Urban Settlement and Behavioural Exchange towards Environmental Policy among Urban Settlers in Southeast Nigeria: Implications for Environmental Policy Administration and Sustainability
Keywords:Nigeria, cities, public administration, environmental pollution and protection, environmental sustainability, policy sustainability
Environmental pollution as well as sustainability of the natural environment is the product of behavioural exchange obtainable in a particular geographical setting and time space. Each environmental setting has its own expected behavioural disposition making it, more or less the symbolic identity of the people living in the setting. In southeast Nigeria among the six geopolitical zones of the country, environmental pollution has appeared as identity for many cities over the years. While some scholars have scratched the matter from other dimensions, there is yet to be research design, targeting the essence of symbolic behavioural exchange in the understanding of the issue of urbanites and environmental pollution. From the theoretical framework of symbolic interactionism, a coherent analysis was advanced in this study, to capture the behavioural exchanges towards the natural environment between the urbanites and the government institutions implementing environmental protection policies.
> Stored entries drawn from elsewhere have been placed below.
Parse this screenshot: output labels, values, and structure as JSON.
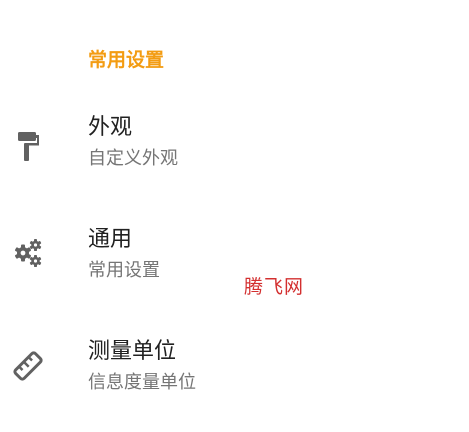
{
  "colors": {
    "accent": "#f39c12",
    "title": "#212121",
    "summary": "#757575",
    "icon": "#616161",
    "watermark": "#d32f2f"
  },
  "section": {
    "header": "常用设置"
  },
  "items": [
    {
      "icon": "paint-roller-icon",
      "title": "外观",
      "summary": "自定义外观"
    },
    {
      "icon": "gears-icon",
      "title": "通用",
      "summary": "常用设置"
    },
    {
      "icon": "ruler-icon",
      "title": "测量单位",
      "summary": "信息度量单位"
    }
  ],
  "watermark": "腾飞网"
}
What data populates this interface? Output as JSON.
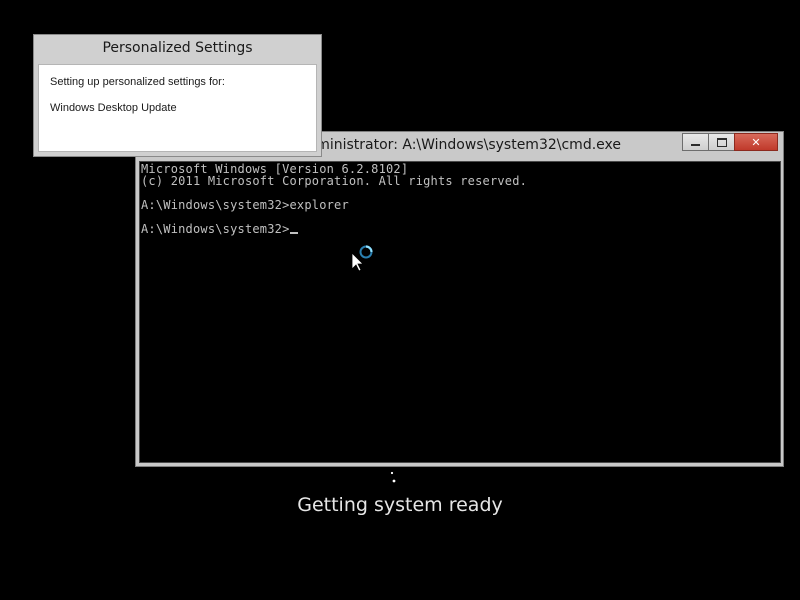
{
  "settings_dialog": {
    "title": "Personalized Settings",
    "line1": "Setting up personalized settings for:",
    "line2": "Windows Desktop Update"
  },
  "cmd_window": {
    "title": "Administrator: A:\\Windows\\system32\\cmd.exe",
    "controls": {
      "minimize_icon": "minimize-icon",
      "maximize_icon": "maximize-icon",
      "close_label": "✕"
    },
    "console_lines": [
      "Microsoft Windows [Version 6.2.8102]",
      "(c) 2011 Microsoft Corporation. All rights reserved.",
      "",
      "A:\\Windows\\system32>explorer",
      "",
      "A:\\Windows\\system32>"
    ]
  },
  "pointer": {
    "icon": "busy-pointer-icon"
  },
  "status": {
    "text": "Getting system ready",
    "indicator_icon": "loading-dots-icon"
  },
  "colors": {
    "background": "#000000",
    "console_text": "#c0c0c0",
    "close_button": "#c0392b",
    "spinner": "#3ab0e0"
  }
}
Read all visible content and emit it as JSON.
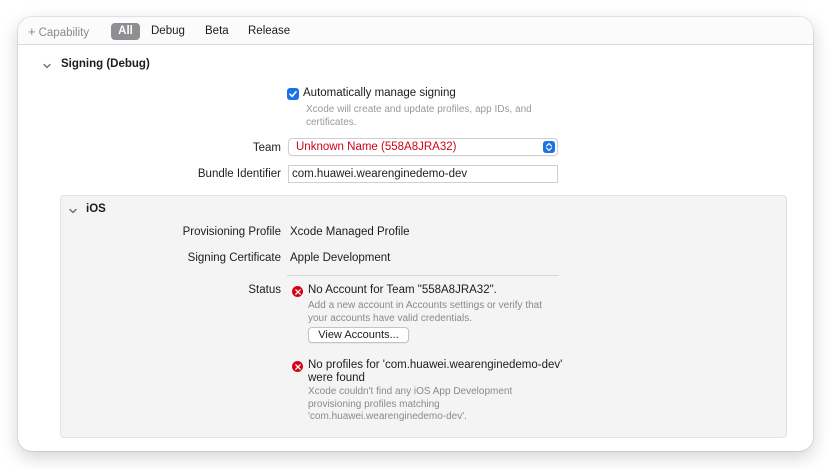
{
  "toolbar": {
    "capability_label": "Capability",
    "tabs": [
      {
        "label": "All",
        "selected": true
      },
      {
        "label": "Debug",
        "selected": false
      },
      {
        "label": "Beta",
        "selected": false
      },
      {
        "label": "Release",
        "selected": false
      }
    ]
  },
  "signing": {
    "section_title": "Signing (Debug)",
    "auto_manage": {
      "label": "Automatically manage signing",
      "checked": true,
      "description": "Xcode will create and update profiles, app IDs, and certificates."
    },
    "team": {
      "label": "Team",
      "value": "Unknown Name (558A8JRA32)",
      "value_color": "#d0021b"
    },
    "bundle_identifier": {
      "label": "Bundle Identifier",
      "value": "com.huawei.wearenginedemo-dev"
    }
  },
  "ios": {
    "title": "iOS",
    "provisioning_profile": {
      "label": "Provisioning Profile",
      "value": "Xcode Managed Profile"
    },
    "signing_certificate": {
      "label": "Signing Certificate",
      "value": "Apple Development"
    },
    "status": {
      "label": "Status",
      "errors": [
        {
          "title": "No Account for Team \"558A8JRA32\".",
          "description": "Add a new account in Accounts settings or verify that your accounts have valid credentials.",
          "button_label": "View Accounts..."
        },
        {
          "title": "No profiles for 'com.huawei.wearenginedemo-dev' were found",
          "description": "Xcode couldn't find any iOS App Development provisioning profiles matching 'com.huawei.wearenginedemo-dev'."
        }
      ]
    }
  },
  "colors": {
    "accent": "#1a73e8",
    "error": "#d70015",
    "selected_tab_bg": "#8e8e93"
  }
}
This was substantiated through the primary data obtained via survey research design, involving 640 respondents (18+) from the southeast Nigerian cities. The study adopted descriptive statistics as well as linear model in probing the data collected. According to the findings of the study, weak policy framework and implementation elicited covert anti-environmental protection behaviour. Commitment to environmental protection, policy awareness and support to government policy and institution are dependent on the public trust of the government institutions managing the environment, awareness of environmental issues, government policies and the functionality of the government institutions managing environmental issues.